Interestingly SEER data showed different patterns from our population. These differences reported between our database and SEER reflects differences in quality of care and population treated inside the US, for example with the underrepresentation of Hispanic patients and higher rates of treatment on our population. Our institution is localized on the state of Ohio, that, accordingly to the Ohio Department of Health, has an average of 781 new esophageal cancer cases per year, with an incidence rate of 5.2 per 100,000 (number 23% higher than the US rate) and annual cases of 625 per 100,000 for males vs 156 cases per 100,000 for females and all providers are required, by law, to report to Ohio Cancer Incidence Surveillance System (OCISS) all cancers diagnosed and/or treated on the state.

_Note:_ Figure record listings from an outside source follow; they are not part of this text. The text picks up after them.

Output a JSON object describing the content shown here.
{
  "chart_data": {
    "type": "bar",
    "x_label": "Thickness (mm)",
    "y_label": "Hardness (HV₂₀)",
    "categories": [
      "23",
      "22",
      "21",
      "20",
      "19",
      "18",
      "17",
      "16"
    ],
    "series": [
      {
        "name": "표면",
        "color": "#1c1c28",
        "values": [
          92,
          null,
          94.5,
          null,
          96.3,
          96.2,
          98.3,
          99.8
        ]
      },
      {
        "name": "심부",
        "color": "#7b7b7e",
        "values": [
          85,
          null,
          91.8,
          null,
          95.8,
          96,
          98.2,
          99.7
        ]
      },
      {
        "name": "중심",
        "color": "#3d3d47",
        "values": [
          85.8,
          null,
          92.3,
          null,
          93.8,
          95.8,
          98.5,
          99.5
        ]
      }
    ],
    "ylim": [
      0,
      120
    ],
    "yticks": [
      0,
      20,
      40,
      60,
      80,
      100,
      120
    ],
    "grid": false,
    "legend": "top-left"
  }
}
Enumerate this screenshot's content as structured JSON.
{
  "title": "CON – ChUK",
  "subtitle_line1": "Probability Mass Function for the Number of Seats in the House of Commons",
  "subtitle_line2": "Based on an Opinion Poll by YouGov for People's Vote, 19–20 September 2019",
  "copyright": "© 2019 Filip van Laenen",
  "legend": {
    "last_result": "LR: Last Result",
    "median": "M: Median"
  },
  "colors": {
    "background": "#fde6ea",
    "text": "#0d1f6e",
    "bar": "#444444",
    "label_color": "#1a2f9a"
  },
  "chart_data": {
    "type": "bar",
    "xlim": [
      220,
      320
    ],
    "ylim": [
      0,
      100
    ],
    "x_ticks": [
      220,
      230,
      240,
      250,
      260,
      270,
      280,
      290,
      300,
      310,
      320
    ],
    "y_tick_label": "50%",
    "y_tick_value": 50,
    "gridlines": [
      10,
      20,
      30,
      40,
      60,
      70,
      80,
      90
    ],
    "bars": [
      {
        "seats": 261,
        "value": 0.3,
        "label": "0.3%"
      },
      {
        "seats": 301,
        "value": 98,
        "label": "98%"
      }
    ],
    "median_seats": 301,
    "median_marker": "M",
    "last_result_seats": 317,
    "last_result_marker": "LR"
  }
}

This study has several limitations. Our institutional database is based on the specific population being followed up on the University Hospitals Seidman Cancer Center, thus our selection does not indicate a population sample outside this context. Since this service also receives patients already diagnosed and being treated on other services, some of the information on the EMR may be incomplete. In addition, given the retrospective nature of this study, some valuable variables (such as the location of the cancer on the esophagus) are not available and for some variables there is a high number of NAs/unknown information (such as histological subtype and clinical staging) and this missing information can lead to a loss of statistical power. Also, the median income variable was generated by patient`s zip code and thus could have some misclassification. On the other hand, we analyzed a high number of variables with detailed information, giving new insights for what`s already published on the field. Additional studies with other databases, larger cohorts and with prospective design are needed to corroborate and investigate the findings reported here.

In summary, we found that males have a higher incidence of Esophageal Cancer and its two main subtypes (EAC and SCC) but none of the comprehensive set of variables analyzed showed to be strongly or unique correlated with this sex difference in incidence nor are they associated with a sex difference in survival.